There is a plugin:install hook that seeds the four KV keys on first run with sensible defaults, and that is the only piece of fileConfig the average installation needs to think about. After install, the file config can be empty:
export const geoSeoOptions: GeoSeoUserConfig = {}; Which is exactly what src/config/geo-seo.ts looks like on this site after I converted it. The admin owns the configuration; the file is for build-time CI overrides only.
What it does not do
It is worth being explicit about scope. The plugin does *not*:
- Run audits or scoring. There are good tools for that (Lighthouse, Ahrefs, Sitebulb, the various GEO scoring plugins). I want the input side handled correctly; auditing is a separate task.
- Manage redirects. EmDash 0.7 ships a redirects table; that is the right home for them.
- Generate AI-pleasing prose. The point is to make whatever prose the author *wrote* legible to crawlers and models, not to rewrite it.
- Track AI citations. There is no AI-equivalent of Search Console yet. When there is, that will be a separate plugin or a separate tab.
The job is the boring middle: make sure every page emits the right meta tags, every collection has a JSON-LD endpoint, every crawler knows what it is allowed to do, and llms.txt says what the site is.
What I'd build next
Three things, in priority order:
- Per-page overrides in the admin. Right now per-page metadata is computed from the entry's data plus site defaults. I want a small "GEO" panel inside the post editor for overrides — a custom title, a custom canonical, a per-page robots directive ("noindex, follow" for thank-you pages and the like). The KV layer already supports it; the admin tab does not exist yet.
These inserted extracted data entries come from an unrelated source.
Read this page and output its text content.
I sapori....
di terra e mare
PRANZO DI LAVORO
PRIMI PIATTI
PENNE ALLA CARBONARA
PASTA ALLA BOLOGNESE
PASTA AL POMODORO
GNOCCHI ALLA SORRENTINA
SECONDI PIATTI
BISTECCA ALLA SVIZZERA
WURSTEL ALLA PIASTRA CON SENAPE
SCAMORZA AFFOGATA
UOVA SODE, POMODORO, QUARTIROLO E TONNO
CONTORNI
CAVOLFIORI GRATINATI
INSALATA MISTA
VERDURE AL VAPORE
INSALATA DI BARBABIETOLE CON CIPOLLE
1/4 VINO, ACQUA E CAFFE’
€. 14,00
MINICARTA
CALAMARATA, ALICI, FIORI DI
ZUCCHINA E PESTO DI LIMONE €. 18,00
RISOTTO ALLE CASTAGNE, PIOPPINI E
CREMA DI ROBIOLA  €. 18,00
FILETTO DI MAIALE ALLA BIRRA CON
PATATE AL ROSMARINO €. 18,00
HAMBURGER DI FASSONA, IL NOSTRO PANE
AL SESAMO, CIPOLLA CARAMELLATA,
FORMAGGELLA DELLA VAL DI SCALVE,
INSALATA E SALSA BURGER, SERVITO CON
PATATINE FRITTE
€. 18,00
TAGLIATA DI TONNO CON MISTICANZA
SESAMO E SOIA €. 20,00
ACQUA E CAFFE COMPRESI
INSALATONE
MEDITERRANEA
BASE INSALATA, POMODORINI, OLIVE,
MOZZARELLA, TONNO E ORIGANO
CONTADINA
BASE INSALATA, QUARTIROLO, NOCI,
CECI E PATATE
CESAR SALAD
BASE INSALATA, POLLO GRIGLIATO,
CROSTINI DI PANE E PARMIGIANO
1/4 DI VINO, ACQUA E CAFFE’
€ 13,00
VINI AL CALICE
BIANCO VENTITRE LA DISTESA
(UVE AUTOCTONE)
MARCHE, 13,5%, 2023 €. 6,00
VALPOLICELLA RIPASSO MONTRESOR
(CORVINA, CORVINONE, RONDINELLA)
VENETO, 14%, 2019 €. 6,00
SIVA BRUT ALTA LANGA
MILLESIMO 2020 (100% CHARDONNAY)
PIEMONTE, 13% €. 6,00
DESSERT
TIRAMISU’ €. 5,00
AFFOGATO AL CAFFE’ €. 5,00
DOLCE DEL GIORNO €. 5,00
- `schema_export` MCP tool. Settings MCP tools landed in 0.8. A
geoseo:exportthat returns the resolved settings, the renderedrobots.txt, and the renderedllms.txtwould let me drive a CI smoke check from outside the worker without scraping the live site. - A presets pack. Most sites I would install this on want one of three configurations: "open to all," "open to search, deny AI training," "open to citation, deny training and image generation." The admin UI handles all three but they are tedious to compose by hand. A presets dropdown that bulk-edits the matrix would save five minutes on every install.
Where the source lives
The plugin source is in plugins/emdash-geo-seo/ in this site's repo, which is currently the canonical location while the API stabilizes. Once the surface stops changing I will publish it as a standalone npm package; for now, vendoring it as a workspace plugin is fine and lets me iterate on the shape without semver pressure.
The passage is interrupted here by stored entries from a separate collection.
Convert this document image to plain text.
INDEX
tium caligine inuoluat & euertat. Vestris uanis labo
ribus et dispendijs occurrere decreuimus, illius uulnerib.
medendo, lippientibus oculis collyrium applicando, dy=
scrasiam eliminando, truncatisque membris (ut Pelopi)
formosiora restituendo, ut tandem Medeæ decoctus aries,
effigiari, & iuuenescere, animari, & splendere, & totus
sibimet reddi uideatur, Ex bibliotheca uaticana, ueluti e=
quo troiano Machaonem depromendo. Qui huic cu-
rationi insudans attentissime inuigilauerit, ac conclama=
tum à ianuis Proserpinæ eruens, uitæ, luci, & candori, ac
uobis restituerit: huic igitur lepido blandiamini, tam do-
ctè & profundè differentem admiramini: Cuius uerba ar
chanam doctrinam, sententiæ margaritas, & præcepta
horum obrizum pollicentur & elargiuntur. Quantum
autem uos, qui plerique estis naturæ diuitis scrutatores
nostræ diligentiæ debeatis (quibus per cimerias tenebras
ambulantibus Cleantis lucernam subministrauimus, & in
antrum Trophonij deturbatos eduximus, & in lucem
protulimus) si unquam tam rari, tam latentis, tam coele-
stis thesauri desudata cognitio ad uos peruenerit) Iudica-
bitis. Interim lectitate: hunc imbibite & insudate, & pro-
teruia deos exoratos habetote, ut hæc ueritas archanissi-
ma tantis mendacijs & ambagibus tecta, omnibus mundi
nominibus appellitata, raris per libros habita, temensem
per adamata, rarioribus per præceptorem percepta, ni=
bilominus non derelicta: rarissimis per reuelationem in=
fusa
The admin lives at `/_emdash/admin/plugins/emdash-geo-seo/geo` . The public surface is everything I listed above; you can hit /robots.txt, /llms.txt, /schema/posts.json, and the rest right now and see what the production configuration looks like.
SEO has always been about making the right declarations in the right places. GEO is the same job extended to a new audience that reads llms.txt and JSON-LD instead of <title> and <meta description>. Doing both from one plugin, with one admin UI, with no redeploy to flip a setting, is the bar I wanted. This is what cleared it.